The web is all aflutter in the debate over handset exclusivity. Harold Feld of Public Knowledge describes in a recently posted video how exclusive deals prevent competition between handsets and raise prices. Wayne Crews and Ryan Young of CEI have fired back, pointing to a handset market with literally dozens of competing devices.

The notion that exclusivity necessarily precludes competition is simply absurd. Apple’s deal with AT&T is precisely the opposite of monopoly. Far from cornering the market on smartphones, Apple has openly refused to sell the iPhone to most of its potential customers. If anything, nonexclusive sales would have discouraged competing handsets, undercutting the incentive for Verizon and Sprint to pay for their exclusive rights to the Blackberry Storm and the Palm Pre. Mr. Feld bemoans that these top-tier phones aren’t competing within any single provider, but this is just like stating that Coke and Pepsi don’t compete because they are sold in separate vending machines.

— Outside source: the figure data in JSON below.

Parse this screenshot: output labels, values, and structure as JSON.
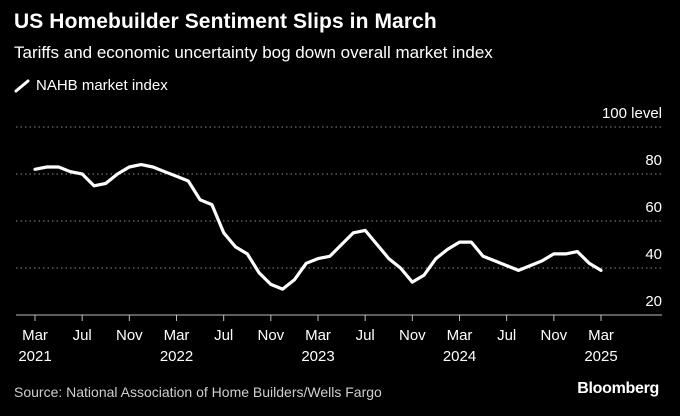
{
  "chart_data": {
    "type": "line",
    "title": "US Homebuilder Sentiment Slips in March",
    "subtitle": "Tariffs and economic uncertainty bog down overall market index",
    "legend": [
      "NAHB market index"
    ],
    "series": [
      {
        "name": "NAHB market index",
        "color": "#ffffff",
        "x": [
          "2021-03",
          "2021-04",
          "2021-05",
          "2021-06",
          "2021-07",
          "2021-08",
          "2021-09",
          "2021-10",
          "2021-11",
          "2021-12",
          "2022-01",
          "2022-02",
          "2022-03",
          "2022-04",
          "2022-05",
          "2022-06",
          "2022-07",
          "2022-08",
          "2022-09",
          "2022-10",
          "2022-11",
          "2022-12",
          "2023-01",
          "2023-02",
          "2023-03",
          "2023-04",
          "2023-05",
          "2023-06",
          "2023-07",
          "2023-08",
          "2023-09",
          "2023-10",
          "2023-11",
          "2023-12",
          "2024-01",
          "2024-02",
          "2024-03",
          "2024-04",
          "2024-05",
          "2024-06",
          "2024-07",
          "2024-08",
          "2024-09",
          "2024-10",
          "2024-11",
          "2024-12",
          "2025-01",
          "2025-02",
          "2025-03"
        ],
        "values": [
          82,
          83,
          83,
          81,
          80,
          75,
          76,
          80,
          83,
          84,
          83,
          81,
          79,
          77,
          69,
          67,
          55,
          49,
          46,
          38,
          33,
          31,
          35,
          42,
          44,
          45,
          50,
          55,
          56,
          50,
          44,
          40,
          34,
          37,
          44,
          48,
          51,
          51,
          45,
          43,
          41,
          39,
          41,
          43,
          46,
          46,
          47,
          42,
          39
        ]
      }
    ],
    "x_ticks": [
      {
        "month": "Mar",
        "year": "2021",
        "x": "2021-03"
      },
      {
        "month": "Jul",
        "year": "",
        "x": "2021-07"
      },
      {
        "month": "Nov",
        "year": "",
        "x": "2021-11"
      },
      {
        "month": "Mar",
        "year": "2022",
        "x": "2022-03"
      },
      {
        "month": "Jul",
        "year": "",
        "x": "2022-07"
      },
      {
        "month": "Nov",
        "year": "",
        "x": "2022-11"
      },
      {
        "month": "Mar",
        "year": "2023",
        "x": "2023-03"
      },
      {
        "month": "Jul",
        "year": "",
        "x": "2023-07"
      },
      {
        "month": "Nov",
        "year": "",
        "x": "2023-11"
      },
      {
        "month": "Mar",
        "year": "2024",
        "x": "2024-03"
      },
      {
        "month": "Jul",
        "year": "",
        "x": "2024-07"
      },
      {
        "month": "Nov",
        "year": "",
        "x": "2024-11"
      },
      {
        "month": "Mar",
        "year": "2025",
        "x": "2025-03"
      }
    ],
    "y_ticks": [
      20,
      40,
      60,
      80,
      100
    ],
    "ylabel": "100 level",
    "ylim": [
      20,
      100
    ],
    "grid": "horizontal dotted",
    "source": "Source: National Association of Home Builders/Wells Fargo",
    "brand": "Bloomberg"
  }
}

On the second point, though–that exclusive deals raise prices–Mr. Feld and other pro-regulation advocates have a point. AT&T pays Apple a hefty sum not to make the iPhone available to customers of other providers. That means the phones cost AT&T more than they would’ve otherwise, and customers in turn pay more for them. High prices are a signal to new entrants, of course, but Mr. Feld would certainly push the point. Could Congress really lower prices for consumers, without price controls or their attendant shortages, in one stroke of the regulatory pen?

Well, yes and no. It is likely that the price of the iPhone would fall if government forced Apple to abandon its agreement with AT&T. Prices would fall further still if regulators subpoenaed Apple’s schematics and source code and revoked its patent claims. But while critics attack exclusivity in the margins of Apple’s profits, no one questions the the very core of those profits: the intellectual property and corporate secrets that make the the iPhone so valuable. Why such different reactions to essentially the same business practice? Because novelty is scary. Apple’s sole production rights to the iPhone are nothing special, but its deal with AT&T is somewhat new.

We’re not used to seeing exclusive monopolies in established products, and for good reason. A monopoly is extremely difficult to maintain, and usually only possible with the help of government. It would certainly be unusual if steel, bananas, or personal computers were controlled by a single manufacturer, and it was terrible for consumers when Ma Bell—with great help from the FCC—owned the entire American telephone industry. On the other hand, there’s nothing unusual at all about Scholastic’s sole publishing rights to Harry Potter, or Amazon’s exclusive ownership of the Kindle. Why are we so accustomed to monopolies in some sectors, but wary of them in others?

The answer is that exclusivity can be perfectly natural, and sometimes even essential, for new and innovative products. Every invention starts out exclusive to its creator. Only by leveraging that exclusivity can the creator make a profit. Once a product is well-established, only an act of government can restrict its supply. It took several acts for the FCC to entrench the Bell monopoly, and it would take another to stop Apple’s competitors from building a better smartphone. Good things come to those who wait.

Ultimately, what Mr. Feld is advocating is a textbook case of the broken window fallacy. Whenever a new product is invented, society can always gain by revoking the creators exclusive rights, if we look only at that product in isolation. But it’s like cheating at poker: eventually your friends learn not to play. Prohibitions on exclusivity create shortages just like any other price control, even if these innovation shortages don’t make the evening news. Prominent benefits and hidden losses are a magnet for bad policy, and they can fool even economically literate folks like Mr. Feld who should know better.